Il Brasile è in crisi
Bolsonaro minaccia il destino di Trump

di Kevin Schulte

Più di mezzo milione di morti a causa di Corona, l’economia sta soffrendo non solo dall’epidemia, e da molti scandali politici. Questo è il Brasile nel 2021. Il presidente Bolsonaro dovrebbe temere la rielezione. Affronta un destino simile a quello di Donald Trump.

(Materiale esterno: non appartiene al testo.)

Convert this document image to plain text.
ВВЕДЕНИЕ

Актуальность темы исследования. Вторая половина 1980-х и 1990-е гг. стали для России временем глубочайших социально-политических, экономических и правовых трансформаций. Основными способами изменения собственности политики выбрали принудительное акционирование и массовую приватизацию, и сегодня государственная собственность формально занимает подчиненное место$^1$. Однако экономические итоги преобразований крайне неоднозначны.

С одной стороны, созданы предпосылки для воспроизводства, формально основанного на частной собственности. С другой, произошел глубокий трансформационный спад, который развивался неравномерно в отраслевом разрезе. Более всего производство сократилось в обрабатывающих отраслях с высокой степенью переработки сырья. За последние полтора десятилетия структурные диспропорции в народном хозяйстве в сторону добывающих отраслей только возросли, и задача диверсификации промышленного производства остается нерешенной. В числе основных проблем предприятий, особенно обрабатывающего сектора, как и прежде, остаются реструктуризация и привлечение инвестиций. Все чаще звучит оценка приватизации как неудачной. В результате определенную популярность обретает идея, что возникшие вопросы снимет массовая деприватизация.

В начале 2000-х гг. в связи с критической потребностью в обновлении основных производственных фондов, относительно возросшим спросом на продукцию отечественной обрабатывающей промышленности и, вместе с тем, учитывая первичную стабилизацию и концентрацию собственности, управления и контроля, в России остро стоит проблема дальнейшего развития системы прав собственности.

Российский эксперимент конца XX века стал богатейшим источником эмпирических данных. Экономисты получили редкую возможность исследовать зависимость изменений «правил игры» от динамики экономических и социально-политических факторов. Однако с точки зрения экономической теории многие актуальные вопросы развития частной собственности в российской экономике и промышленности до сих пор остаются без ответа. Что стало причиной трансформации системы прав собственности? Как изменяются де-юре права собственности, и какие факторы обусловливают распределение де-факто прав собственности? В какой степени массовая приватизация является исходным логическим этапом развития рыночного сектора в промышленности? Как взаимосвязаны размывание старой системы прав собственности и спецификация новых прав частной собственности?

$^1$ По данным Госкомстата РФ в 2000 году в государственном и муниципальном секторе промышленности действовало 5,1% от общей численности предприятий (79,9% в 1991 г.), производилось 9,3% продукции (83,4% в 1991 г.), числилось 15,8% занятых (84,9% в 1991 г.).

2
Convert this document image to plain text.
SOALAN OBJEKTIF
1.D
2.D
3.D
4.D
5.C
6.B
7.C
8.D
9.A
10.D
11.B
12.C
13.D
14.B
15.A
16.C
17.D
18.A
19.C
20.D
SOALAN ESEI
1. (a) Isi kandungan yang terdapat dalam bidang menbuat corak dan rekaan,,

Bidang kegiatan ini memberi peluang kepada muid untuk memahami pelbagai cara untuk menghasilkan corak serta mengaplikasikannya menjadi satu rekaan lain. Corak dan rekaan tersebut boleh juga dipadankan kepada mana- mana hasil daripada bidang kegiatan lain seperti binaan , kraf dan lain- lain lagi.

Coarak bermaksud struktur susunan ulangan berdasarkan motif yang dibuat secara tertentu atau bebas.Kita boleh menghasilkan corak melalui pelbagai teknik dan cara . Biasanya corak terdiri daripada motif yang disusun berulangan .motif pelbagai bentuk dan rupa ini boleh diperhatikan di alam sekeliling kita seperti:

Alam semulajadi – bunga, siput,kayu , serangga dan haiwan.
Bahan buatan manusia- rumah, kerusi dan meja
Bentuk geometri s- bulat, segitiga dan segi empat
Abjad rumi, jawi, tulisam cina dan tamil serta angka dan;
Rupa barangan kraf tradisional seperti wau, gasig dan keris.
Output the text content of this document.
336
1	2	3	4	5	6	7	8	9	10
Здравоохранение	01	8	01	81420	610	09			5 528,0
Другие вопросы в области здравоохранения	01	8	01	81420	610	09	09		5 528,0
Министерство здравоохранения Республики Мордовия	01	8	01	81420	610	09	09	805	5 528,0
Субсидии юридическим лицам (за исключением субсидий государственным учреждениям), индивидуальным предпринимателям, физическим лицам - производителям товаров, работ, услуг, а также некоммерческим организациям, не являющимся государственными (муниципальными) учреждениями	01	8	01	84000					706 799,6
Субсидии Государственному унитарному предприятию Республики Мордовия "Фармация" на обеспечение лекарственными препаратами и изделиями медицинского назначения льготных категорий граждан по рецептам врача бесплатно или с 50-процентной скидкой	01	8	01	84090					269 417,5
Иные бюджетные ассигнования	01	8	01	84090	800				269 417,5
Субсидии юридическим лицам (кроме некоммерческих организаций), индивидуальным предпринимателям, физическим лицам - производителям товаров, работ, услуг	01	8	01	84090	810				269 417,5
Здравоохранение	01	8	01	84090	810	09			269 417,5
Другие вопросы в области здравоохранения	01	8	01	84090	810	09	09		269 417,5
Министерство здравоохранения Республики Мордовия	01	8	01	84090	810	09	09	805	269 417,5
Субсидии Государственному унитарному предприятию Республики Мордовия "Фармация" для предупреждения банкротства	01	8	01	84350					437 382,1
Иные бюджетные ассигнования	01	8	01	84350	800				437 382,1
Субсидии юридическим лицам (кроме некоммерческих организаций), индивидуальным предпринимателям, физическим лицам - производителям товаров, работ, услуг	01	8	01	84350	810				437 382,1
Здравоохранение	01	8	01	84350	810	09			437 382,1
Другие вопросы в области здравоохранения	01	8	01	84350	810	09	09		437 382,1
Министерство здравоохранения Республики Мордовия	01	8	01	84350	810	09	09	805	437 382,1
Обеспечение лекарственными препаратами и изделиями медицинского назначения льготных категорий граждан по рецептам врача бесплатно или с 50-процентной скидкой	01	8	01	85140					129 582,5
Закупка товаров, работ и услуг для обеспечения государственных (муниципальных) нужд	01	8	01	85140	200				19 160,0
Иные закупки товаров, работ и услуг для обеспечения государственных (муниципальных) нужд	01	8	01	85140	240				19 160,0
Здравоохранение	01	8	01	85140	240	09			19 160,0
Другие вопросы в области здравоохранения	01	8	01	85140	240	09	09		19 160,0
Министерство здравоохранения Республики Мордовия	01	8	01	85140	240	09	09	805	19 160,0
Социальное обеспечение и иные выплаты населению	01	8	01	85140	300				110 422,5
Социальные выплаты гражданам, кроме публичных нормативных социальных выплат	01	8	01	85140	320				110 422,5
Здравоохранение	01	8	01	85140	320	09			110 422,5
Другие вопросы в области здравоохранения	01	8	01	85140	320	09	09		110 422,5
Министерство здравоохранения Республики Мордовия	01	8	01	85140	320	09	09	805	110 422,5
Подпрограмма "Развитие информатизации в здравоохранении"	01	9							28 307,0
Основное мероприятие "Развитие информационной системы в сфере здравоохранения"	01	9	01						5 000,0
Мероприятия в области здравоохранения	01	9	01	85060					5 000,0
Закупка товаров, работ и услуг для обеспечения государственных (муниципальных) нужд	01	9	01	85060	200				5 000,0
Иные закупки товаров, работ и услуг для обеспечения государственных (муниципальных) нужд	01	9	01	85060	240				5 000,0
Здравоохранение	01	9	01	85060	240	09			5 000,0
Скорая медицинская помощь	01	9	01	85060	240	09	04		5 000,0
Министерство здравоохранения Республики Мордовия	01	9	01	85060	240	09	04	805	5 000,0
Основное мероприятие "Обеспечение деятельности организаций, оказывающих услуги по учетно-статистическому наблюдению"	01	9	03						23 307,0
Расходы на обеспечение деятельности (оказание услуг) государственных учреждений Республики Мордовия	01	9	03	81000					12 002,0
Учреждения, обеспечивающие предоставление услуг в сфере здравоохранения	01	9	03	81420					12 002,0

Il Brasile è diventato un problema infantile in Sud America. Meno del 3% della popolazione mondiale vive tra il Pan di Zucchero e l’Amazzonia, ma il paese ha quasi il 13% dei decessi mondiali per coronavirus. Quindi la normalità è fuori discussione in Brasile, perché anche quando si tratta di vaccinazioni, il Nord America e l’Europa sono molto indietro.

Lo sviluppo economico era scarso anche prima dell’epidemia e Corona non sta migliorando la situazione. Le cose stanno peggiorando in Brasile dal 2014. “Uno dei motivi è stato lo shock dei prezzi nel mercato delle materie prime nel 2014”, afferma Roland Peters, che lavora in Sud America come corrispondente per ntv.de, nel podcast “Wieder was haben”.

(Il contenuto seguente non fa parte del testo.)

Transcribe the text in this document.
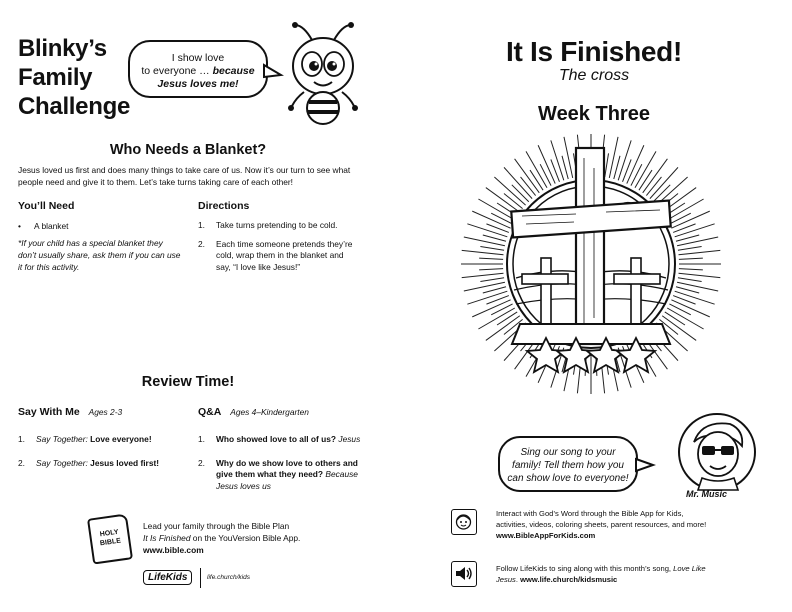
Blinky’s
Family
Challenge
I show love
to everyone … because
Jesus loves me!
Who Needs a Blanket?
Jesus loved us first and does many things to take care of us. Now it’s our turn to see what people need and give it to them. Let’s take turns taking care of each other!
You’ll Need
•	A blanket
*If your child has a special blanket they don’t usually share, ask them if you can use it for this activity.
Directions
1.	Take turns pretending to be cold.
2.	Each time someone pretends they’re cold, wrap them in the blanket and say, “I love like Jesus!”
Review Time!
Say With Me Ages 2-3
1.	Say Together: Love everyone!
2.	Say Together: Jesus loved first!
Q&A Ages 4–Kindergarten
1.	Who showed love to all of us? Jesus
2.	Why do we show love to others and give them what they need? Because Jesus loves us
HOLY
BIBLE
Lead your family through the Bible Plan
It Is Finished on the YouVersion Bible App.
www.bible.com
LifeKids	life.church/kids
It Is Finished!
The cross
Week Three
Sing our song to your
family! Tell them how you
can show love to everyone!
Mr. Music
Interact with God’s Word through the Bible App for Kids,
activities, videos, coloring sheets, parent resources, and more!
www.BibleAppForKids.com
Follow LifeKids to sing along with this month’s song, Love Like
Jesus. www.life.church/kidsmusic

Dopo il calo dei prezzi, le entrate significative sono crollate. Di conseguenza, i benefici sociali dovevano essere tagliati. “Di conseguenza, molte conquiste sociali degli ultimi dieci anni sono andate perse. Tuttavia, va detto che, secondo gli economisti, solo il 30 per cento circa di questa crisi è legato al calo dei prezzi delle merci sul mercato mondiale. Il 70 per cento sono fatti in casa a causa del fallimento delle riforme economiche nel Paese.

Un enorme divario tra ricchi e poveri

Il Brasile sembrava essere sulla strada giusta. Dopo due decenni di dittatura militare dal 1964 al 1985, il paese ha adottato una nuova costituzione e una nuova valuta. Il boom delle materie prime ha portato a più prosperità e meno povertà. Questo è di grande valore in un Paese dove il divario tra ricchi e poveri si è allargato da decenni. Il cosiddetto coefficiente di Gini si riferisce alla distribuzione ineguale del reddito tra la popolazione. Il Brasile è settimo al mondo. Solo in Sudafrica e in altri cinque paesi africani il divario tra ricchi e poveri aumenta.

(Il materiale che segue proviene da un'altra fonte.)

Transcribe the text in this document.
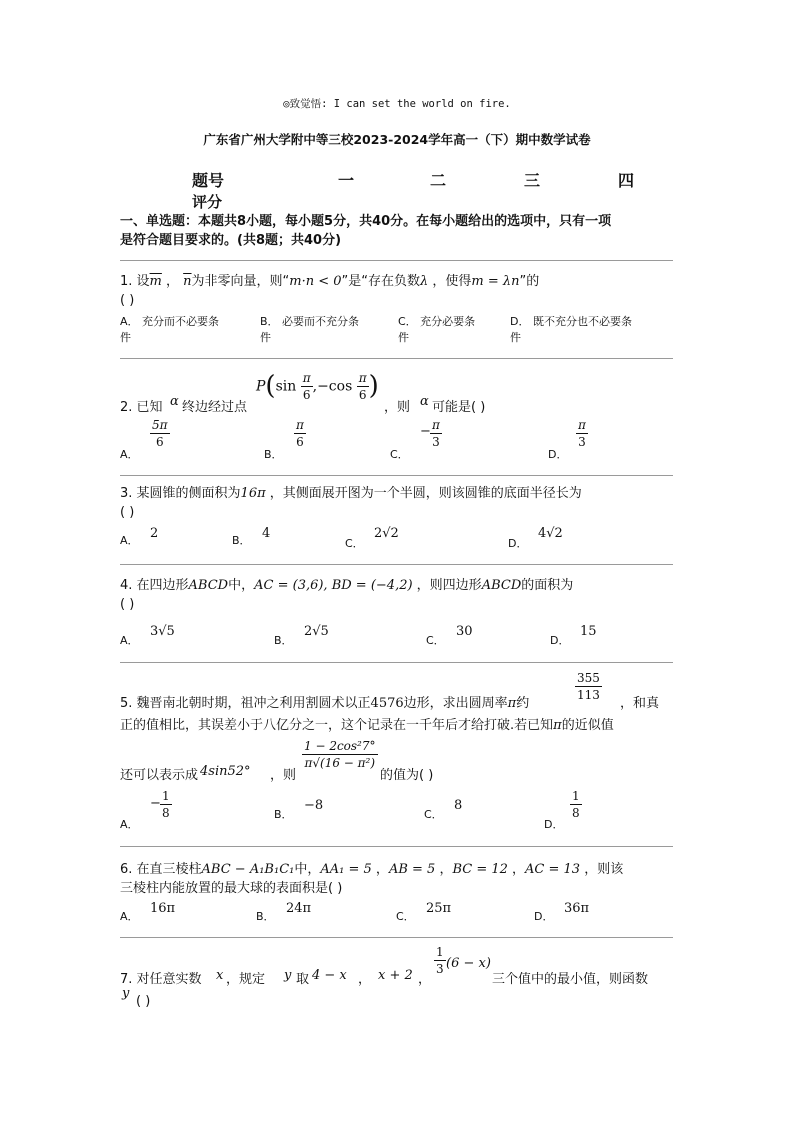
◎致觉悟: I can set the world on fire.
广东省广州大学附中等三校2023-2024学年高一（下）期中数学试卷
题号	一	二	三	四
评分
一、单选题：本题共8小题，每小题5分，共40分。在每小题给出的选项中，只有一项
是符合题目要求的。(共8题；共40分)
1. 设$\overline{m}$ ， $\overline{n}$为非零向量，则“m·n < 0”是“存在负数λ ，使得m = λn”的
( )
A． 充分而不必要条
件
B． 必要而不充分条
件
C． 充分必要条
件
D． 既不充分也不必要条
件
2. 已知 α 终边经过点
$P(\sin \frac{\pi}{6} ,-\cos \frac{\pi}{6}$ )
，则 α 可能是( )
A．
$\frac{5\pi}{6}$
B．
$\frac{\pi}{6}$
C．
− $\frac{\pi}{3}$
D．
$\frac{\pi}{3}$
3. 某圆锥的侧面积为16π ，其侧面展开图为一个半圆，则该圆锥的底面半径长为
( )
A． 2	B． 4
C．
2√2
D．
4√2
4. 在四边形ABCD中，AC = (3,6), BD = (−4,2) ，则四边形ABCD的面积为
( )
A．
3√5
B．
2√5
C．
30
D．
15
5. 魏晋南北朝时期，祖冲之利用割圆术以正4576边形，求出圆周率π约
$\frac{355}{113}$
，和真
正的值相比，其误差小于八亿分之一，这个记录在一千年后才给打破.若已知π的近似值
还可以表示成 4sin52° ，则
$\frac{\text{1 − 2cos²7°}}{\text{π√(16 − π²)}}$
的值为( )
A．
− $\frac{1}{8}$	B．
−8
C．
8
D．
$\frac{1}{8}$
6. 在直三棱柱ABC − A₁B₁C₁中，AA₁ = 5 ，AB = 5 ，BC = 12 ，AC = 13 ，则该
三棱柱内能放置的最大球的表面积是( )
A．
16π
B．
24π
C．
25π
D．
36π
7. 对任意实数 x ，规定 y 取 4 − x ， x + 2 ，
$\frac{1}{3} (6 - x)$
三个值中的最小值，则函数
y
( )
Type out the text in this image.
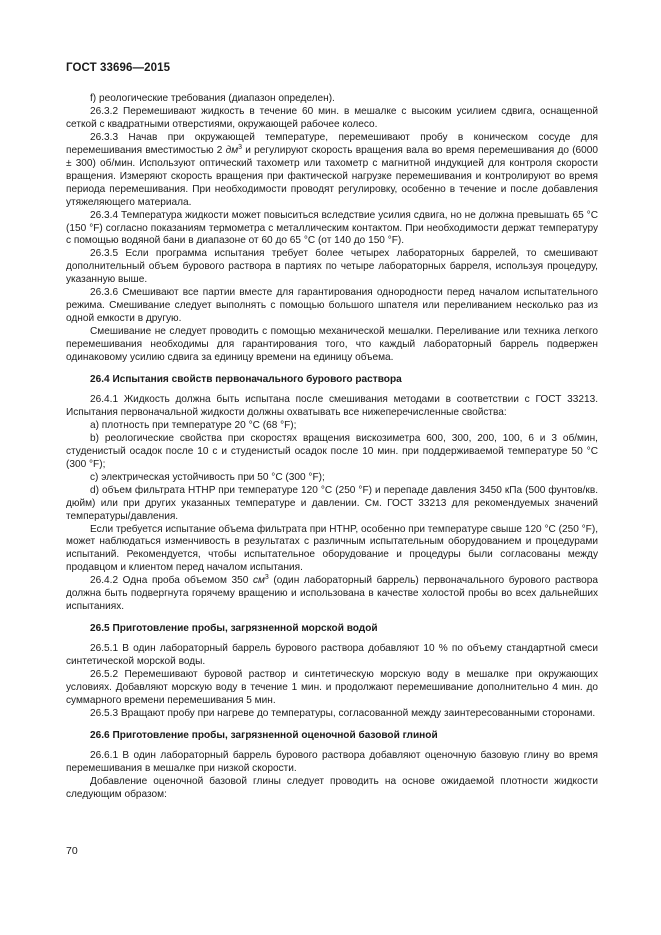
ГОСТ 33696—2015

f) реологические требования (диапазон определен).

26.3.2 Перемешивают жидкость в течение 60 мин. в мешалке с высоким усилием сдвига, оснащенной сеткой с квадратными отверстиями, окружающей рабочее колесо.

26.3.3 Начав при окружающей температуре, перемешивают пробу в коническом сосуде для перемешивания вместимостью 2 $дм^3$ и регулируют скорость вращения вала во время перемешивания до (6000 ± 300) об/мин. Используют оптический тахометр или тахометр с магнитной индукцией для контроля скорости вращения. Измеряют скорость вращения при фактической нагрузке перемешивания и контролируют во время периода перемешивания. При необходимости проводят регулировку, особенно в течение и после добавления утяжеляющего материала.

26.3.4 Температура жидкости может повыситься вследствие усилия сдвига, но не должна превышать 65 °С (150 °F) согласно показаниям термометра с металлическим контактом. При необходимости держат температуру с помощью водяной бани в диапазоне от 60 до 65 °С (от 140 до 150 °F).

26.3.5 Если программа испытания требует более четырех лабораторных баррелей, то смешивают дополнительный объем бурового раствора в партиях по четыре лабораторных барреля, используя процедуру, указанную выше.

26.3.6 Смешивают все партии вместе для гарантирования однородности перед началом испытательного режима. Смешивание следует выполнять с помощью большого шпателя или переливанием несколько раз из одной емкости в другую.

Смешивание не следует проводить с помощью механической мешалки. Переливание или техника легкого перемешивания необходимы для гарантирования того, что каждый лабораторный баррель подвержен одинаковому усилию сдвига за единицу времени на единицу объема.

26.4 Испытания свойств первоначального бурового раствора

26.4.1 Жидкость должна быть испытана после смешивания методами в соответствии с ГОСТ 33213. Испытания первоначальной жидкости должны охватывать все нижеперечисленные свойства:

а) плотность при температуре 20 °С (68 °F);

b) реологические свойства при скоростях вращения вискозиметра 600, 300, 200, 100, 6 и 3 об/мин, студенистый осадок после 10 с и студенистый осадок после 10 мин. при поддерживаемой температуре 50 °С (300 °F);

с) электрическая устойчивость при 50 °С (300 °F);

d) объем фильтрата HTHP при температуре 120 °С (250 °F) и перепаде давления 3450 кПа (500 фунтов/кв. дюйм) или при других указанных температуре и давлении. См. ГОСТ 33213 для рекомендуемых значений температуры/давления.

Если требуется испытание объема фильтрата при HTHP, особенно при температуре свыше 120 °С (250 °F), может наблюдаться изменчивость в результатах с различным испытательным оборудованием и процедурами испытаний. Рекомендуется, чтобы испытательное оборудование и процедуры были согласованы между продавцом и клиентом перед началом испытания.

26.4.2 Одна проба объемом 350 $см^3$ (один лабораторный баррель) первоначального бурового раствора должна быть подвергнута горячему вращению и использована в качестве холостой пробы во всех дальнейших испытаниях.

26.5 Приготовление пробы, загрязненной морской водой

26.5.1 В один лабораторный баррель бурового раствора добавляют 10 % по объему стандартной смеси синтетической морской воды.

26.5.2 Перемешивают буровой раствор и синтетическую морскую воду в мешалке при окружающих условиях. Добавляют морскую воду в течение 1 мин. и продолжают перемешивание дополнительно 4 мин. до суммарного времени перемешивания 5 мин.

26.5.3 Вращают пробу при нагреве до температуры, согласованной между заинтересованными сторонами.

26.6 Приготовление пробы, загрязненной оценочной базовой глиной

26.6.1 В один лабораторный баррель бурового раствора добавляют оценочную базовую глину во время перемешивания в мешалке при низкой скорости.

Добавление оценочной базовой глины следует проводить на основе ожидаемой плотности жидкости следующим образом:

70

“Il governo di sinistra che circonda il presidente Luis Inacio Lula da Silva ha beneficiato dell’aumento dei prezzi delle materie prime. La ridistribuzione è avvenuta. Molti milioni di brasiliani sono passati dalla povertà alla classe media. Il problema è iniziato quando i prezzi delle materie prime sono crollati”, afferma Peters. Il governo che successe a Lula, guidato da Dilma Rousseff, cercò di contrastare questo con riforme economiche. senza successo.

“Base di potenziale corruzione”

I governi di sinistra tra il 2003 e il 2016 non hanno sfruttato in modo sostenibile il boom del prezzo del petrolio. La rivista economica ha scritto che le necessarie riforme economiche sono state rinviate “economico” nell’analisi. Sebbene l’economia sia cresciuta in media del 4% in diversi anni, non sono stati effettuati investimenti per aumentare la produttività. Dilma Rousseff ha affermato che la sua politica economica è stata calcolata male. Credeva che i tagli alle tasse avrebbero aumentato gli investimenti. Ma invece, gli imprenditori hanno aumentato i loro margini di profitto, ha detto Peters a NTV.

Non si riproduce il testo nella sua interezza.